Repair and restoration of Monroe County’s Alexander Memorial at the southeast corner of the downtown courthouse square is set to get started on Monday.
That means downtown visitors might notice a big crane hoisting big panels of limestone into place. It also means that eight fewer parking spaces will be available on the eastern side of the square.
Also on Monday, just southeast of the Alexander Memorial on Kirkwood Avenue, the city of Bloomington’s department of public works will start setting up the yellow bollards that will close off portions of Kirkwood Avenue to motor vehicle traffic.
The street closure program is meant to give restaurants and retail stores a way to expand their capacity.
The Kirkwood closure, for the western half of the block between Washington and Walnut streets, will last through the end of October, based on the city council’s approval in the third week of January.
Also to be closed off are the two blocks at the eastern end of Kirkwood, between Indiana Avenue and Dunn Street.
That means motorists who are looking to get from the western edge of campus across town will need to choose a different east-west route.
Both of those relatively significant bits of news were relayed at Tuesday’s meeting of Bloomington’s three-member board of public works.
Why did the restoration of the 35-foot tall Alexander Memorial, a monument “to the soldiers of all wars,” get a mention at Tuesday’s meeting? It’s because the board of public works was asked to approve the closure of the sidewalk along the eastern side of the courthouse, in connection with the restoration work.

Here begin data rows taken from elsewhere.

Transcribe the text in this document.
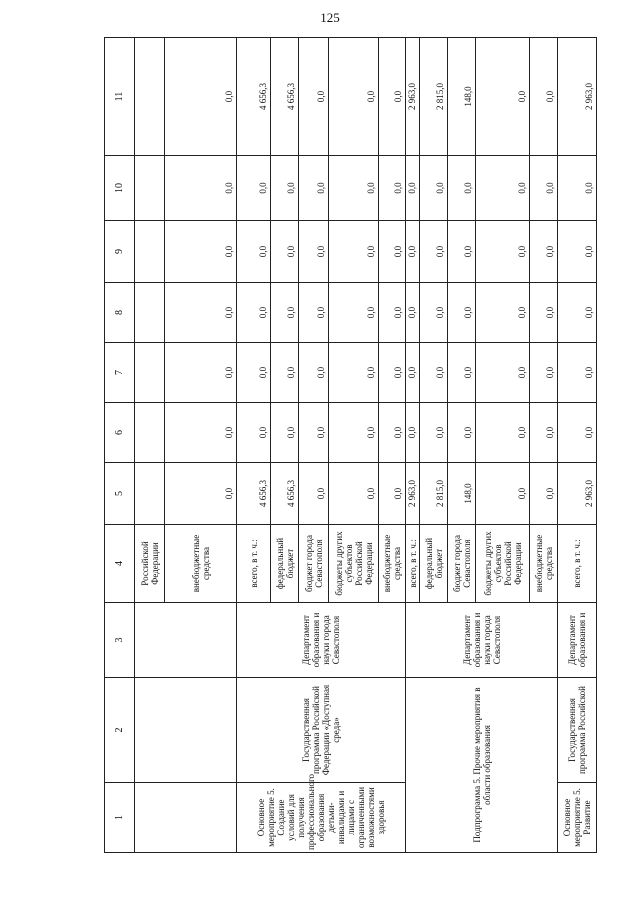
125
1	2	3	4	5	6	7	8	9	10	11
			Российской Федерации							
			внебюджетные средства	0,0	0,0	0,0	0,0	0,0	0,0	0,0
Основное мероприятие 5. Создание условий для получения профессионального образования детьми-инвалидами и лицами с ограниченными возможностями здоровья	Государственная программа Российской Федерации «Доступная среда»	Департамент образования и науки города Севастополя	всего, в т. ч.:	4 656,3	0,0	0,0	0,0	0,0	0,0	4 656,3
			федеральный бюджет	4 656,3	0,0	0,0	0,0	0,0	0,0	4 656,3
			бюджет города Севастополя	0,0	0,0	0,0	0,0	0,0	0,0	0,0
			бюджеты других субъектов Российской Федерации	0,0	0,0	0,0	0,0	0,0	0,0	0,0
			внебюджетные средства	0,0	0,0	0,0	0,0	0,0	0,0	0,0
Подпрограмма 5. Прочие мероприятия в области образования		Департамент образования и науки города Севастополя	всего, в т. ч.:	2 963,0	0,0	0,0	0,0	0,0	0,0	2 963,0
			федеральный бюджет	2 815,0	0,0	0,0	0,0	0,0	0,0	2 815,0
			бюджет города Севастополя	148,0	0,0	0,0	0,0	0,0	0,0	148,0
			бюджеты других субъектов Российской Федерации	0,0	0,0	0,0	0,0	0,0	0,0	0,0
			внебюджетные средства	0,0	0,0	0,0	0,0	0,0	0,0	0,0
Основное мероприятие 5. Развитие	Государственная программа Российской	Департамент образования и	всего, в т. ч.:	2 963,0	0,0	0,0	0,0	0,0	0,0	2 963,0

The sidewalk needs to be closed, because a crane will be swinging 3,500-pound limestone panels over the sidewalk. The sidewalk is supposed to be closed only during the working day. The barricades that will block the sidewalk are supposed to be removed at the end of each work day and on weekends.
The fact that the restoration work is needed and the plans to undertake the work are fairly well known. In 2019, the monument’s restoration was originally a part of the county’s proposed general obligation (GO) bond issuance, and was pegged at a total cost of $207,000.
Possibly not as well known is one cause of the monument’s deterioration. According to a memo to the Bloomington board of works from Monroe County building and facilities manager Greg Crohn:
Approximately thirty-five years ago, the Monroe County Commissioners Office contracted with a local vendor to clean the Alexander Veterans Monument located on the south east corner of the lawn. Due to a cleaning product used by the vendor, much of the monument’s limestone surface was irreversibly damaged.
When the city council approved this year’s Kirkwood closure in the third week of January, it got unanimous approval. Restaurants that want to use the public right-of-way to serve customers have to pay a new fee, under this year’s city council ordinance.
But during public commentary the question was raised: Does this year’s street closure, even factoring in the fees that restaurants have to pay, amount to a subsidy of some downtown Bloomington restaurants compared to restaurants in other parts of town?
In the coming weeks, elsewhere in the downtown, visitors might also notice a few parking spaces here and there that are blocked off with orange barriers as a part of the “parklet” program. Restaurants that sign up and pay the $1,250 per space can use the space to set up tables for outdoor dining.
Jane Kupersmith, Bloomington’s assistant director of economic and sustainable development, responded to an emailed question from The B Square about the Kirkwood closures and parklets this year. Kupersmith wrote that there will be fewer parklets than last year, but added that there is “excitement on the part of the participants.”
About the businesses that dropped out, Kupersmith wrote that some didn’t want to pay the fee or didn’t want the extra staffing burden of adding tables—given existing challenges in hiring and retaining staff. Kupersmith wrapped up by saying there’s lots of enthusiasm for the season to start.
At Tuesday’s meeting, public works director Adam Wason gave the board a quick update on the status of pothole repair. This season, the city has patched 2,483 potholes, which Wason called “a pretty good effort so far this year.”
Wason also gave the phone number to call to report a pothole that needs to be filled: 812-349-3448.
Wason also gave an update on pet adoption numbers—which he said have been pretty steady and haven’t been down too much during the pandemic.
Responding to an emailed question from the B Square, animal care and control director Virgil Sauder wrote that the city of Bloomington’s animal shelter is open for visitations by appointment on Sunday, Monday, Tuesday, Thursday, and Saturday.
The shelter is open on Fridays for walk-ins from noon to 4 p.m., Sauder said. But the shelter limits the number of people who are in the shelter at any one time—the hallways and visitation rooms are narrow. In light of the COVID-19 pandemic, Sauder wrote, “We strongly encourage continuing to mask during your visit.”
Related to the animal shelter operations was a vignette shared at Tuesday’s meeting by board of public works member Kyla Cox Deckard.
“This past weekend I had found a dog in my backyard and had to call the animal shelter. And they had the lost report on file,” Cox Deckard said.
Cox Deckard concluded, “So Paul, the dog, was reunited with his family, thanks to the animal shelter!”